We had a branch-wide quarterly meeting today. While most people generally don’t like those kinds of interruptions, I was glad for it. For someone new to the company, it was a way to put some names with the faces I see every day, and for this small business girl to really feel a sense of unity in such a large corporation. I was expecting something boring, lots of numbers that I wouldn’t understand. And there was some of that. But the main part of the meeting was to recognize birthdays, anniversaries, and those people who had been with the company for 1, 3, 5 or 10 years. It was a good way, I thought, to pump people up. At the end, PIZZA!!! Which is always OK in my book! My poor ham sandwich is still sitting in the fridge, waiting to be eaten.
That’s OK, I ended up getting my pork fix at the end of the day instead. If you like Chinese food, MAKE THIS NOW! This was just a sauce that I made up during the slow afternoon hours today at work, and it was soooooooo good.
For those of you country-folk who are thinking, “What in THE hell is Sriracha sauce?” don’t be scared of it. It’s just Chinese hot sauce, thicker than the stuff we use around here. You’ll find it in the international aisle. It’s a blazing red sauce, with a pointy green top.

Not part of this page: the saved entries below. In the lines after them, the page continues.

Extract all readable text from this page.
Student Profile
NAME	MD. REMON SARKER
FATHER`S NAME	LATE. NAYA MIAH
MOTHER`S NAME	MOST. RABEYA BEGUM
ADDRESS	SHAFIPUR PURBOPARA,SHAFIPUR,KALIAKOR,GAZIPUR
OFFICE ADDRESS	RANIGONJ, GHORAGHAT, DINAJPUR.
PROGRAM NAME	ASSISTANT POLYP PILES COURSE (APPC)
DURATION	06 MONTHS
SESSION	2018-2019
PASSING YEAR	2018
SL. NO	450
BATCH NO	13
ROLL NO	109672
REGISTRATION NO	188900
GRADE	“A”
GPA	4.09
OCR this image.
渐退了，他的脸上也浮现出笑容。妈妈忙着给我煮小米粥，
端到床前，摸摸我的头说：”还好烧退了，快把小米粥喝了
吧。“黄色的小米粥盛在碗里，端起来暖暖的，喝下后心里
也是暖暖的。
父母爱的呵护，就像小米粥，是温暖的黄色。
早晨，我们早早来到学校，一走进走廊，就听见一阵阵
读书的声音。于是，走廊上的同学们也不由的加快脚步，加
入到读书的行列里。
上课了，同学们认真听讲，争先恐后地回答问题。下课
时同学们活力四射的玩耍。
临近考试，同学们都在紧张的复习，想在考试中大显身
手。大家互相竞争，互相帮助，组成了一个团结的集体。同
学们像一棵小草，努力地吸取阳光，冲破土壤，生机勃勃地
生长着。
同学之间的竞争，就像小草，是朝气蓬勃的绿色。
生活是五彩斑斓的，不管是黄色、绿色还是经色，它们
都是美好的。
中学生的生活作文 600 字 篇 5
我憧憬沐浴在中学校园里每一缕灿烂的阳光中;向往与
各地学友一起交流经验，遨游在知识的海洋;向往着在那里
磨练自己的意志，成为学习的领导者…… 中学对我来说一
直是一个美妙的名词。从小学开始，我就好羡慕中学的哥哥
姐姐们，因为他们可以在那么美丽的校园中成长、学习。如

Also, use any kind of jam or preserves you want for this. I had strawberry, but mango, peach, or pineapple would be good with this too. I wouldn’t use a dark berry, like blueberry or blackberry, but something light and tropical would work well.
The measurements below are just estimates. I only made two small pork chops, so I had a ton of sauce left over, which I did on purpose to keep in a jar for next time. But it would be a good amount for 4 or 5 chops.
Sweet and Spicy Pork Chops
1-2 Tbsp Sriracha Sauce
1/4 cup honey
2 Tbsp soy sauce
1/2 jar fruit preserves
1/4 cup white wine
Boneless pork chops
In a small bowl, whisk together all ingredients except chops.
Heat oil in skillet over medium high heat. Dip chops in sauce, place in hot pan. Cook for 2-3 minutes on each side, brushing with more glaze while cooking.
While plating, pour hot glaze from pan over chops.